Further touching on MACRA, Wyden brought up that small and rural practices in his state of Oregon are constantly asking him about virtual group reporting—which starting in 2018 will allow small practices to be assessed as a group across the four MIPS (Merit-based Incentive Payment System) performance categories—and about what qualifies as “nominal risk” to qualify for an alternative payment model (APM).
Verma noted a few times that MACRA “will be a challenge for small and rural providers, but that it’s a worthy goal. We have to support them,” she said. “For smaller providers taking risk, they will be reluctant since they don’t have the financial reserves that bigger health systems have. When thinking about holding providers accountable for outcomes, that also depends on patients. So we need to think about strategies for engaging patients so they can work with providers for achieving outcomes. Smaller and rural providers taking on risk will be a formidable challenge,” she said.

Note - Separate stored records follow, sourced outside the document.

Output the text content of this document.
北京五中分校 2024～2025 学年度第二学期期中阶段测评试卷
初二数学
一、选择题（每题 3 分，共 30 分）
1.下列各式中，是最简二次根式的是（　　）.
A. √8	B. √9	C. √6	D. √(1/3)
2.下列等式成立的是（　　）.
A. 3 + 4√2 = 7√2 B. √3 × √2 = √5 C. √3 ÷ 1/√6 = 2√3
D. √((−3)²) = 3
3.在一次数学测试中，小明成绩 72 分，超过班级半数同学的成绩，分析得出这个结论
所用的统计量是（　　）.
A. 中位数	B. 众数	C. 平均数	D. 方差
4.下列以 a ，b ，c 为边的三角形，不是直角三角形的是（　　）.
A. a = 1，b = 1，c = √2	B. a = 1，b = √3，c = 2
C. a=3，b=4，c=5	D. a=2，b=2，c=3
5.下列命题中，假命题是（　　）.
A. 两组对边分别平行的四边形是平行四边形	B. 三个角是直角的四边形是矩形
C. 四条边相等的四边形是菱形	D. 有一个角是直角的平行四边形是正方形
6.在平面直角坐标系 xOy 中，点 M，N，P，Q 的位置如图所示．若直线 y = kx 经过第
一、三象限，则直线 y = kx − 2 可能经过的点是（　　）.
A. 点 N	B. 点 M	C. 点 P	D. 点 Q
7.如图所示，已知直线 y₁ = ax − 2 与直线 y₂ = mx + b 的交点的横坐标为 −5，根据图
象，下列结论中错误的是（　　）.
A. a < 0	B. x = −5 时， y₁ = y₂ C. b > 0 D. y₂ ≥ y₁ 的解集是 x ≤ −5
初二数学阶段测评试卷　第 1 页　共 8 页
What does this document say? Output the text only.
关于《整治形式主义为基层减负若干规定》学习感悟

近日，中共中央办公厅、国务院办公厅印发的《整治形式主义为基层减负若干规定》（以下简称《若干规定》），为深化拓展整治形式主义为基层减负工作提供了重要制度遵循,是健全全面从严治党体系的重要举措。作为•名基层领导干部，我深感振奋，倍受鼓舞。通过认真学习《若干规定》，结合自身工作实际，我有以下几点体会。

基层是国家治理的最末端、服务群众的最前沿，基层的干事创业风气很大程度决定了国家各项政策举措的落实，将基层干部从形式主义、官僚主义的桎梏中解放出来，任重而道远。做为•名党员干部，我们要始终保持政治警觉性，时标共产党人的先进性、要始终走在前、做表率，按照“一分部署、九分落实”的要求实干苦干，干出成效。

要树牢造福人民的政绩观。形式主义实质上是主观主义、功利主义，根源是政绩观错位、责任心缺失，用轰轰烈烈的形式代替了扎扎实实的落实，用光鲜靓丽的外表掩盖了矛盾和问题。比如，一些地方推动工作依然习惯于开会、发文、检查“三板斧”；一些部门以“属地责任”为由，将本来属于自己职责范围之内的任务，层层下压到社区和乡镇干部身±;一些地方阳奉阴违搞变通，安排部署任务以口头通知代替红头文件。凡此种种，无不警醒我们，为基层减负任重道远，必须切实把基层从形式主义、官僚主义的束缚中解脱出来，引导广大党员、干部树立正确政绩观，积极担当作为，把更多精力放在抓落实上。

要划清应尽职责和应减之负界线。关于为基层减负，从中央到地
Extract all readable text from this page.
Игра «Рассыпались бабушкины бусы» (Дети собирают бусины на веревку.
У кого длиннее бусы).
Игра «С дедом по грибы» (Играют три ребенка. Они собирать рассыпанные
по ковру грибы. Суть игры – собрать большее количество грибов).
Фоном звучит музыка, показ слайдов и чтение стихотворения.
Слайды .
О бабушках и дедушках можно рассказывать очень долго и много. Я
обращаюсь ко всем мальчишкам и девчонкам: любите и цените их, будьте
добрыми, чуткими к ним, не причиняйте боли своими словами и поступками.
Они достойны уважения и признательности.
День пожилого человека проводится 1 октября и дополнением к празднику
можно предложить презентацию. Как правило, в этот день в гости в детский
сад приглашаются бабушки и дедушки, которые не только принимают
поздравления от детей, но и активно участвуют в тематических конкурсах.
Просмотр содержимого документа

Continuing, Verma said that she isn’t sure if rural and small providers “want to take on risk at all.” As such, she added, “When we are designing these programs we have to keep their needs in mind. Larger systems and insurance companies have taken on risk, but even looking at ACO [accountable care organization] models, there’s not a lot of people comfortable taking on risk.”
Wyden then said, listening to Verma’s comments, one could draw the conclusion that she is in favor of fee-for-service, to which Verma responded, “There are concerns with fee-for-service, in terms of rewarding volume over quality. I do support efforts that hold providers accountable for outcomes and increasing the coordination of care. It’s another thing all together in having them take on risk,” she said.